FRB (Federal Reserve Bank) collects tons of economic data (765,000!) such as Unemployment Rate, GDP, Treasury Rate, etc. and amazingly, it publishes the data on their website called FRED (Federal Reserve Bank Economic Data) for public access.
And, if you are an R user, there is good news!
There is an R package called ‘tidyquant’, which makes it super easy to get such data directly from the FRED!🔥
For example, if you want to get the US national level unemployment rate all you need is the following code.
library(tidyquant)
tq_get("UNRATE", get = "economic.data", from = "1999-01-01")
I’m going to use Exploratory to demonstrate here.
The 1st parameter inside the ‘tq_get’ function is the code for the data. In this case, that is the code for the Unemployment Rate data.
You can find the code on the unemployment rate page at FRED.
Now, there are also US State-level unemployment data. For example, this page is for the unemployment rate in California.
You can, of course, get this data by running an R command like the below.
tq_get("CAUR", get = "economic.data", from = "1999-01-01")
Now, what if we want to get all the 50 states data?
This requires a bit of coding, but it’s relatively straightforward.
First, the code for the state-level unemployment rate has the following rule.
<State_Code>UR
For example, it is ‘CAUR’ for California and ‘NYUR’ for New York, etc.
So we can run the above ‘tq_get’ function 50 times, and each time we run it we can replace the code for each state.
And, instead of manually copying & pasting the code, we can automate it by creating a function.
Here is such a function called “download_all_states”.
download_all_states <- function(state_code) {
fred_code <- str_c(state_code, "UR")
tq_get(fred_code, get = "economic.data",
from = "1999-01-01") %>%
mutate(state = state_code)
}
This ‘download_all_states’ function does the following 4things.
Once we have this function then we can create an iterative process for calling this function 50 times.
And in R, there is this cool package called ‘purrr’, which provides a function called ‘map_dfr’, which calls a given function as many as a number of values in a given list.
Here is how you can use it.
map_dfr(state_list, download_all_states)
The ‘state_list’ is supposed to be a list with all the 50 State codes.
The ‘map_dfr’ function calls the ‘download_all_states’ function 50 times (50 States) and passes the value of the ‘state_list’ to the function each time.
Now, how can we come up with the list of the 50 States?

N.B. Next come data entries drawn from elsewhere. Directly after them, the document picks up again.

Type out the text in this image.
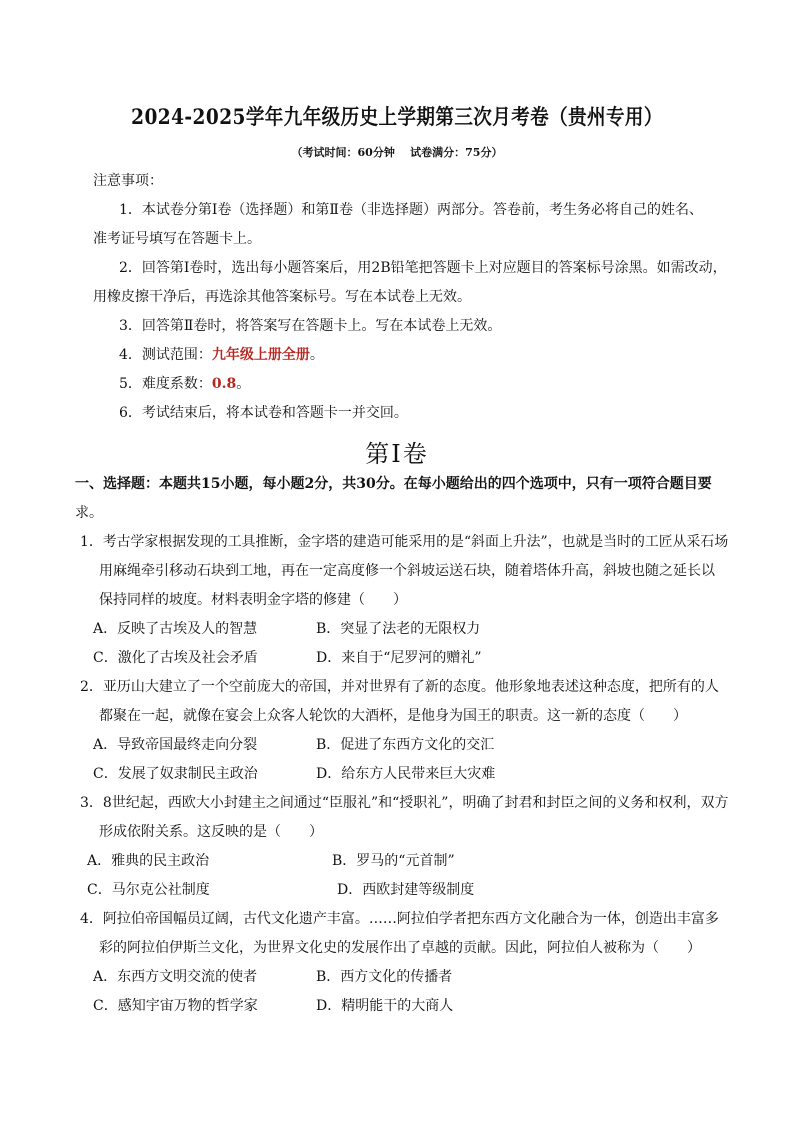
2024-2025学年九年级历史上学期第三次月考卷（贵州专用）
（考试时间：60分钟    试卷满分：75分）
注意事项：
1．本试卷分第Ⅰ卷（选择题）和第Ⅱ卷（非选择题）两部分。答卷前，考生务必将自己的姓名、
准考证号填写在答题卡上。
2．回答第Ⅰ卷时，选出每小题答案后，用2B铅笔把答题卡上对应题目的答案标号涂黑。如需改动，
用橡皮擦干净后，再选涂其他答案标号。写在本试卷上无效。
3．回答第Ⅱ卷时，将答案写在答题卡上。写在本试卷上无效。
4．测试范围：九年级上册全册。
5．难度系数：0.8。
6．考试结束后，将本试卷和答题卡一并交回。
第Ⅰ卷
一、选择题：本题共15小题，每小题2分，共30分。在每小题给出的四个选项中，只有一项符合题目要
求。
1．考古学家根据发现的工具推断，金字塔的建造可能采用的是“斜面上升法”，也就是当时的工匠从采石场
用麻绳牵引移动石块到工地，再在一定高度修一个斜坡运送石块，随着塔体升高，斜坡也随之延长以
保持同样的坡度。材料表明金字塔的修建（　　）
A．反映了古埃及人的智慧	B．突显了法老的无限权力
C．激化了古埃及社会矛盾	D．来自于“尼罗河的赠礼”
2．亚历山大建立了一个空前庞大的帝国，并对世界有了新的态度。他形象地表述这种态度，把所有的人
都聚在一起，就像在宴会上众客人轮饮的大酒杯，是他身为国王的职责。这一新的态度（　　）
A．导致帝国最终走向分裂	B．促进了东西方文化的交汇
C．发展了奴隶制民主政治	D．给东方人民带来巨大灾难
3．8世纪起，西欧大小封建主之间通过“臣服礼”和“授职礼”，明确了封君和封臣之间的义务和权利，双方
形成依附关系。这反映的是（　　）
A．雅典的民主政治	B．罗马的“元首制”
C．马尔克公社制度	D．西欧封建等级制度
4．阿拉伯帝国幅员辽阔，古代文化遗产丰富。……阿拉伯学者把东西方文化融合为一体，创造出丰富多
彩的阿拉伯伊斯兰文化，为世界文化史的发展作出了卓越的贡献。因此，阿拉伯人被称为（　　）
A．东西方文明交流的使者	B．西方文化的传播者
C．感知宇宙万物的哲学家	D．精明能干的大商人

It turned out that we have this list already in R!
It’s called ‘state.abb’. When you start an R session there are a few sample data and lists already loaded in the memory. And the ‘state.abb’ is one of them.
If I just type ‘state.abb’ it will return something like below.
state.abb is a list (or vector) so I needed to use ‘as.data.frame’ to return the result in a data frame format inside R Script Data Source in Exploratory.
Anyway, now we can just use this ‘state.abb’ as the 1st argument of the ‘map_dfr’ function like below.
map_dfr(state.abb, download_all_states)
So, the whole code would look something like below.
library(tidyquant)
download_all_states <- function(state_code) {
fred_code <- str_c(state_code, "UR")
tq_get(fred_code, get = "economic.data",
from = "1999-01-01") %>%
mutate(state = state_code)
}
all_states_data <- map_dfr(state.abb, download_all_states)
And now, we can run the whole thing.
Once we click on the ‘Save’ button we have the whole data imported!
The data is from 1999-01–01 to 2020–03–01, and there are 50 states.
The column name for the unemployment rate is labeled as ‘price’, which we can change with the ‘Rename’ step.
Select ‘Rename’ from the column header menu.
Type something like ‘unemployment_rate’ for the price column.
Then, you’ll get the new column name.
You can now visualize the data the way you like under the Chart view.